In the classic liberal economy, goods and services are provided and prices set by free bargaining.
Modern economies give massive powers to large business corporations to bias this process, and there arise ‘countervailing’ powers in the form of trade unions, citizens’ organizations and so on, to offset business’s excessive advantage.
American Capitalism: The Concept of Countervailing Power is a book by John Kenneth Galbraith, written in 1952. It contains a critique of the view that markets, left to their own devices, will provide socially optimal solutions. Galbraith agrees with F. A. Hayek as far as the assertion goes that “the price system will fulfil [its] function only if competition prevails, that is, if the individual producer has to adapt to price changes and cannot control them.”[1][2] The book presents Galbraith’s account of the inter-relationship between politics and economics which for Galbraith is based on a theory of competition guiding a capitalistic democratic society.
Synopsis and summary
Galbraith builds on work by Prof. E. H. Chamberlin of Harvard and Joan Robinson at Cambridge, as well as the work done by Joe S. Bain of the University of California at Berkeley, arguing that the America of the early 1950s no longer complied to a textbook definition of Perfect competition. On page 66 he sets out the conclusions which result from the abandonment of competitive behaviour in favour of oligopoly or crypto-monopoly:
“The producer now has measurable control over his prices. Hence, prices are no longer an impersonal force selecting the efficient man, forcing him to adapt the most efficient mode and scale of operations and driving out the inefficient and incompetent. One can as well suppose that prices will be an umbrella which efficient and incompetent producers will tacitly agree to hold at a safe level over their heads and under which all will live comfortably, profitably and inefficiently.”
Just as the market at the micro-level may not always work to society’s advantage, Galbraith concludes that Keynes was correct in his explanation of the deficiencies of the macro-model where an equilibrium was possible below the full employment level of output and that without outside intervention, this equilibrium might persist.

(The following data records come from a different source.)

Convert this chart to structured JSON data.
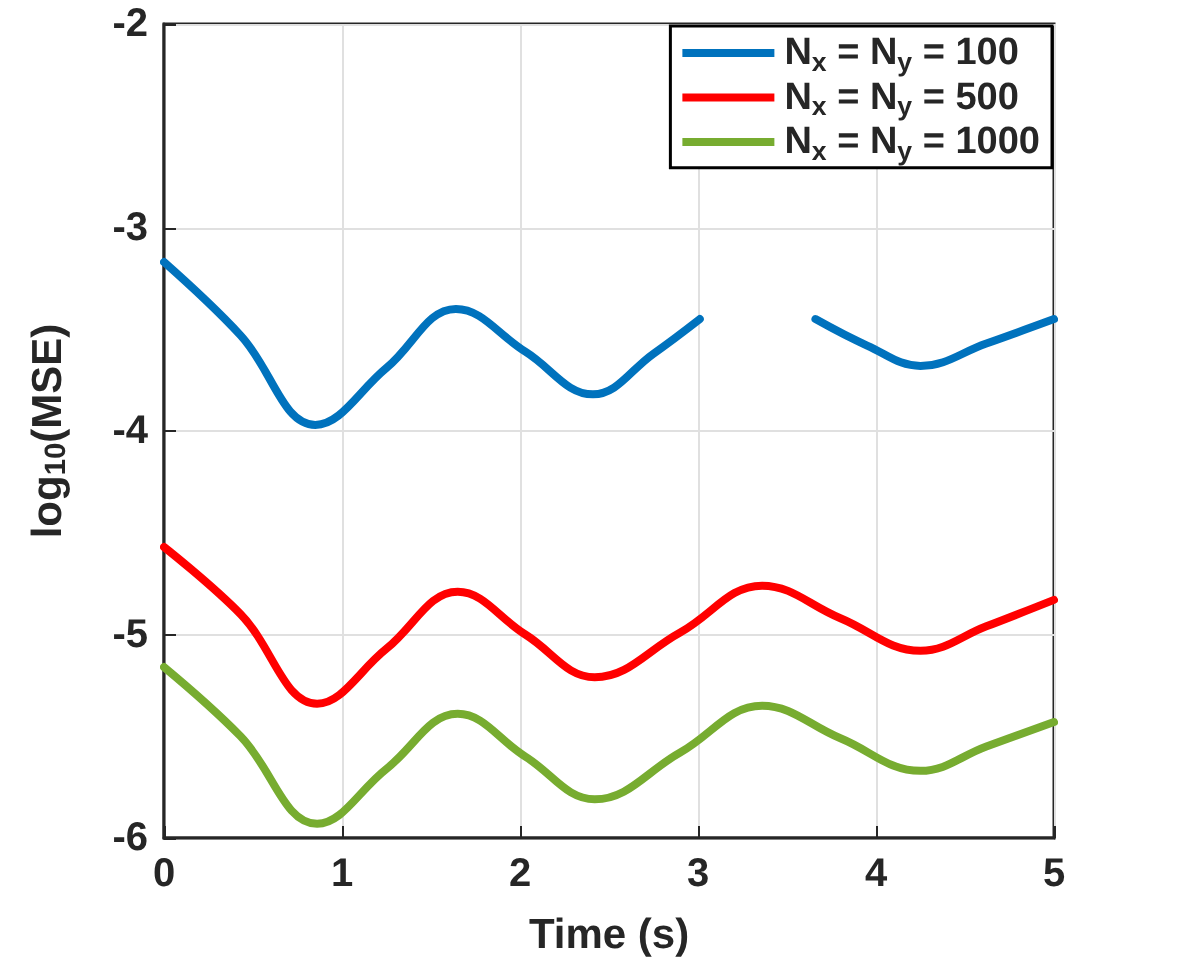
{
  "chart_data": {
    "type": "line",
    "xlabel": "Time (s)",
    "ylabel": "log$_{10}$(MSE)",
    "xlim": [
      0,
      5
    ],
    "xticks": [
      0,
      1,
      2,
      3,
      4,
      5
    ],
    "ylim": [
      -6,
      -2
    ],
    "yticks": [
      -6,
      -5,
      -4,
      -3,
      -2
    ],
    "grid": true,
    "legend": "top right",
    "marker": "none",
    "line_style": "solid",
    "series": [
      {
        "name": "N$_{x}$ = N$_{y}$ = 100",
        "color": "#0072bd",
        "x": [
          0,
          0.43,
          0.85,
          1.25,
          1.64,
          2.03,
          2.41,
          2.75,
          3.01,
          3.36,
          3.66,
          3.95,
          4.25,
          4.62,
          5
        ],
        "values": [
          -3.17,
          -3.53,
          -3.97,
          -3.69,
          -3.4,
          -3.61,
          -3.82,
          -3.62,
          -3.45,
          null,
          -3.45,
          -3.58,
          -3.68,
          -3.57,
          -3.45
        ]
      },
      {
        "name": "N$_{x}$ = N$_{y}$ = 500",
        "color": "#ff0000",
        "x": [
          0,
          0.43,
          0.86,
          1.25,
          1.65,
          2.03,
          2.42,
          2.9,
          3.36,
          3.8,
          4.25,
          4.62,
          5
        ],
        "values": [
          -4.57,
          -4.9,
          -5.34,
          -5.07,
          -4.79,
          -5.0,
          -5.21,
          -4.99,
          -4.76,
          -4.92,
          -5.08,
          -4.96,
          -4.83
        ]
      },
      {
        "name": "N$_{x}$ = N$_{y}$ = 1000",
        "color": "#77ac30",
        "x": [
          0,
          0.43,
          0.86,
          1.25,
          1.65,
          2.03,
          2.42,
          2.9,
          3.36,
          3.8,
          4.25,
          4.62,
          5
        ],
        "values": [
          -5.16,
          -5.5,
          -5.93,
          -5.66,
          -5.39,
          -5.6,
          -5.81,
          -5.58,
          -5.35,
          -5.51,
          -5.67,
          -5.55,
          -5.43
        ]
      }
    ]
  }
}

Galbraith highlights the role of “Countervailing Power” in dealing with market failure & outlines its operation at the micro, and at the macro levels. At the micro level, firms might merge or band together to influence the price. Individual wage earners might also combine in unions to influence wage rates. Finally, government might intervene in the market place where required to provide regulation where countervailing power failed to develop but was nevertheless required. He concluded that Countervailing power was legitimate and welcome as the alternative of state control would be much less palatable to the business community. Without countervailing power, Galbraith concluded (p181):
“private decisions could and presumably would lead to the unhampered exploitation of the public, or of workers, farmers and others who are intrinsically weak as individuals. Such decisions would be a proper object of state interference or would soon so become.”